Okay getting back to the switch in the return block.

>> The switch answers the question of where the control flow actually goes
>> after the return block runs.

Since control can reenter the coroutine at any point after coro.save
and before, I don't think there is any point where putting the switch can
help.

We already told the optimizer that we have three possible paths out of suspend:
return (first time), resume and destroy. It think it is as close to the
truth as we can get.

>> Another way to put it is that it should be possible to lower a coroutine
>> to a thread rather than performing the state machine transformation.

That is very good point! It is a great way to think about the semantics.

Unfortunately, I cannot avoid doing state machine transformation in general
case.

For the coroutines with "initial_suspend" point, i.e. it suspends before
entering user authored body, it is very easy.

  future<void> f(Params) { // <initial suspend point> at open curly
    char buf[N];
    ... fill buff with stuff
    await async_send(buf); // <suspend-point>
    ... do more
  }

Will be transformed into equivalent of:

  future<void> f(Params) {
    promise<void> prom;
    future<void> result = prom.get_future();

    std::thread([prom = std::move(prom), Params = std::move(params)] {
      char buf[N];
      ... fill buff with stuff
      BLOCK_WAIT async_send(buf); // block on event instead of suspend
      ... do more
    }).detach();

    return result;
  }

No state machine transformation whatsoever, just capture the parameters and
promise and good to go. [No need to involve llvm either :-) it is a simple
lambda like transformation that can be done easily in frontend]

What if we don't have an initial suspend point?
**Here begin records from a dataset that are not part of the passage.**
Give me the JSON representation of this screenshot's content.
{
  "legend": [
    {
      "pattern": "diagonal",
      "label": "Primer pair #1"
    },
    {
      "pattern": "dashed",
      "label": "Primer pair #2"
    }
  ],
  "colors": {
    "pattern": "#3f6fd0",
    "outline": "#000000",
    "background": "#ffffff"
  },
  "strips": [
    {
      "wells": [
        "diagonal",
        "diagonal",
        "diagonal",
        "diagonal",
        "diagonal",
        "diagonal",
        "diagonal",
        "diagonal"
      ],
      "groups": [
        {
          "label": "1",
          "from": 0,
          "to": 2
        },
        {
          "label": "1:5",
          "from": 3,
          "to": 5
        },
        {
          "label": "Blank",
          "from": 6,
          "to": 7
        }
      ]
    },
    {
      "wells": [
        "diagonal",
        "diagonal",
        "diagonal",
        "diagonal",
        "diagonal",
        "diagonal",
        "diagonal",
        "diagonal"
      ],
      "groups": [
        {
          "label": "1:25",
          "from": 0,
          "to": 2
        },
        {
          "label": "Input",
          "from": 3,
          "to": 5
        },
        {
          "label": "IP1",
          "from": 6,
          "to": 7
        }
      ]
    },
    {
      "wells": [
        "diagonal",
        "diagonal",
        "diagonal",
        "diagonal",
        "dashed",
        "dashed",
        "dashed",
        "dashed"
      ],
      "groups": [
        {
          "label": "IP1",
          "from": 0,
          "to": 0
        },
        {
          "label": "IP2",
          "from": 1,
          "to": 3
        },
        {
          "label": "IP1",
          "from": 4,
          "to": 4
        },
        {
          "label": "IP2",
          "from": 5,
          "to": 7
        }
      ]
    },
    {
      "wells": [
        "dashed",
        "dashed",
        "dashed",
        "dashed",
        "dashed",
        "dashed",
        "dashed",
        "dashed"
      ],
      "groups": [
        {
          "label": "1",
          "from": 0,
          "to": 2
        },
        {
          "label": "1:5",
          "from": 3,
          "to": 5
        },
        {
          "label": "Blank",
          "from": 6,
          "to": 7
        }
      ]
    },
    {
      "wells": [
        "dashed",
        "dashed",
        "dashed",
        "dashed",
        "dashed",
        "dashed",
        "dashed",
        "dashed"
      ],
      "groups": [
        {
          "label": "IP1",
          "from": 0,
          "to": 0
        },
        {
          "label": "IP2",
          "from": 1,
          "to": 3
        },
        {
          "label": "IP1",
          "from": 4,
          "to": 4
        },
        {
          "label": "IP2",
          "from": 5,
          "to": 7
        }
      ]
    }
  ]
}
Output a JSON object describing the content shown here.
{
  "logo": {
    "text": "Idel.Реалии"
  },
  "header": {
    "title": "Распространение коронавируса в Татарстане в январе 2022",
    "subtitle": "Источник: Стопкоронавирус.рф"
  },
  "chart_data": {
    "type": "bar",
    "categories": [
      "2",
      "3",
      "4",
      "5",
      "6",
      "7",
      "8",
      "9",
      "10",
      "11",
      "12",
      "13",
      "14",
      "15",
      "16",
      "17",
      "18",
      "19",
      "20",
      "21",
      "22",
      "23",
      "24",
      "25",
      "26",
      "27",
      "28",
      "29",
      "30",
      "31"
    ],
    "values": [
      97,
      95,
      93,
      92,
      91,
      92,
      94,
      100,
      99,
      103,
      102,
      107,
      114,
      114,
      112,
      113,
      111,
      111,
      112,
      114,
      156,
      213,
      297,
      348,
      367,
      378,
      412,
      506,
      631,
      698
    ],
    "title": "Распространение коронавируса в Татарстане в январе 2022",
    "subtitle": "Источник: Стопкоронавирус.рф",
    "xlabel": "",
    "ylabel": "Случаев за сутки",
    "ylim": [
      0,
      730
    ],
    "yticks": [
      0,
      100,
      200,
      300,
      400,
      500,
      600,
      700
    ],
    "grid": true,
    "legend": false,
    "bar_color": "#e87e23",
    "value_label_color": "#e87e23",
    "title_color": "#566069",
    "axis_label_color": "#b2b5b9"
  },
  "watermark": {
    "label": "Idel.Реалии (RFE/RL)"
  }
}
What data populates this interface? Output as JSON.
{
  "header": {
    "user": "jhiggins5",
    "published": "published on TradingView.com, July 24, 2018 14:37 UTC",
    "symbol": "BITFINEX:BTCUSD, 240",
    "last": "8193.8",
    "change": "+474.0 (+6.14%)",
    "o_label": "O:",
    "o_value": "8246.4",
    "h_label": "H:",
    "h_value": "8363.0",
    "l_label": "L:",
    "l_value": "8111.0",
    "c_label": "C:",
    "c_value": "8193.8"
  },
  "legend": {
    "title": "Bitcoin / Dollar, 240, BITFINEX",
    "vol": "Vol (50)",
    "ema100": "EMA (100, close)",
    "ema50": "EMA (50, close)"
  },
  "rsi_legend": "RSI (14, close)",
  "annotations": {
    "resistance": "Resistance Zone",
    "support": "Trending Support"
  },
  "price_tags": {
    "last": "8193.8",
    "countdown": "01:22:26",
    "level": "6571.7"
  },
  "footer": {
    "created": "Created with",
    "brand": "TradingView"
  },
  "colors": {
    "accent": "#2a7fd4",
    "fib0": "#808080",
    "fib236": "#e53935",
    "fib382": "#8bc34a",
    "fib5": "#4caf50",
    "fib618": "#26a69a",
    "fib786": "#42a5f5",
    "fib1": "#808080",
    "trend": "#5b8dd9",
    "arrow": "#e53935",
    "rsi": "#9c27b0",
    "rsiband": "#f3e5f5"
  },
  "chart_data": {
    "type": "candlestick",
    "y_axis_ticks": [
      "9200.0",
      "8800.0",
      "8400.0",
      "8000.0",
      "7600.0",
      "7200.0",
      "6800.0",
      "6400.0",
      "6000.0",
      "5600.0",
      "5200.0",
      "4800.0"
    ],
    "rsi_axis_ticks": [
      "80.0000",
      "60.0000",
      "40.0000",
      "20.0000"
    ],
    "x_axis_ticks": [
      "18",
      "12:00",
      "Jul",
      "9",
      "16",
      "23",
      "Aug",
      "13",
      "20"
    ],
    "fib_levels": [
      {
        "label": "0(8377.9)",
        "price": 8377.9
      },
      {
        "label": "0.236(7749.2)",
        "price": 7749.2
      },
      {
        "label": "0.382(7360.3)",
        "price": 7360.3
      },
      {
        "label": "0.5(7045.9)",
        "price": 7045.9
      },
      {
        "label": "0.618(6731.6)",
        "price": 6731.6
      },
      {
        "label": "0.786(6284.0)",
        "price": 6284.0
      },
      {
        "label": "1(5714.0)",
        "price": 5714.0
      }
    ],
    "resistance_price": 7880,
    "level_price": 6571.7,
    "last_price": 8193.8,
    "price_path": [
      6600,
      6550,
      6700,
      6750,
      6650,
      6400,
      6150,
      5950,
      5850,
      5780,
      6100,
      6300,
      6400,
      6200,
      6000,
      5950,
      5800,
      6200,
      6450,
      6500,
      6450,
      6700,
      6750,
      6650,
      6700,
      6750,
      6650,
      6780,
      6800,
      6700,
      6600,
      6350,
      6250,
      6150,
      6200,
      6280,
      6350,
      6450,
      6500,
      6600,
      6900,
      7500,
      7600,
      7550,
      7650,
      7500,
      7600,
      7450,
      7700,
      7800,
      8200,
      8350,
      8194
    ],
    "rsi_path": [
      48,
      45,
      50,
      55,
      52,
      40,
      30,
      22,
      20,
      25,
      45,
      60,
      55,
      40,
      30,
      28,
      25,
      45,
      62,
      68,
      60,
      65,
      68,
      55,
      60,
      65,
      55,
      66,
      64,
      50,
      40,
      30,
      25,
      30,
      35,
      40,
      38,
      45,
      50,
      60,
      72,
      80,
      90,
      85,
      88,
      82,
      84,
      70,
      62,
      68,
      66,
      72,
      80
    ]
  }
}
That means that the
coroutine executes in the caller thread until it hits the suspend point.
Well, we need to build up a coroutine frame, we need to chop up the function
at coro.suspends. We need to put an index in a coro frame and a switch in an
entry block of resume and suspend (if more than one suspend point).

The only difference is what coro.suspend is replaced with:

In start: coro.suspend launches a thread and gives f.resume as a start
routine and a frame pointer as a context. So, f.resume will be executing
concurrently with f slowly finishing up and returning back to the caller.
(Btw, that is exactly the semantics we are trying to capture)

In resume, coro.suspend is replaced with a blocking call waiting on
whatever will signal that the thread can resume.

=====================
Two function approach
=====================

Even though I pushing back against it, I might prototype it and see how it
looks anyways.

I will outline in CoroEarly and during CoroSplit inline it back so that
I can build the coroutine frame properly.

But even as I am typing it, it just feels too much.
Look what we are trying to solve is this.

        %0 = coro.suspend()
        ; A thing should not be hoisted here
        %first = icmp %0, 0
        ; or here
        br %first, %return, %suspend ; <=== please don't move stuff above me

      suspend:
        %1 = icmp %0, 1
        br %1, label %resume, label %destroy

      resume:
        A Thing That Can Be Hoisted (same as in destroy)
        [...]

      destroy:
        A Thing That Can Be Hoisted (same as in resume)
        [...]

      return:
        Something Else

Or maybe

        %0 = coro.suspend()
        ; A thing should not be hoisted here
        %first = coro.is.first(%0)
        ; or here
        br %first, %return, %suspend ; <=== please don't move stuff above me

      suspend:
        br %0, label %resume, label %destroy

      resume:
        A Thing That Can Be Hoisted (same as in destroy)
        [...]

      destroy:
        A Thing That Can Be Hoisted (same as in resume)
        [...]

      return:
        Something Else

Would the optimizer really try to stick 'A thing' above br %first?

As I mentioned before, I am very new to this and probably missing a lot,
but, (apart from outlining a portion of f), is there no simple way of
preventing instructions with side effects from resume or destroy blocks
being moved above 'br %first branch'?

(and if there is no good answer, two function it is. I will stop
torturing you with this :-))

Gor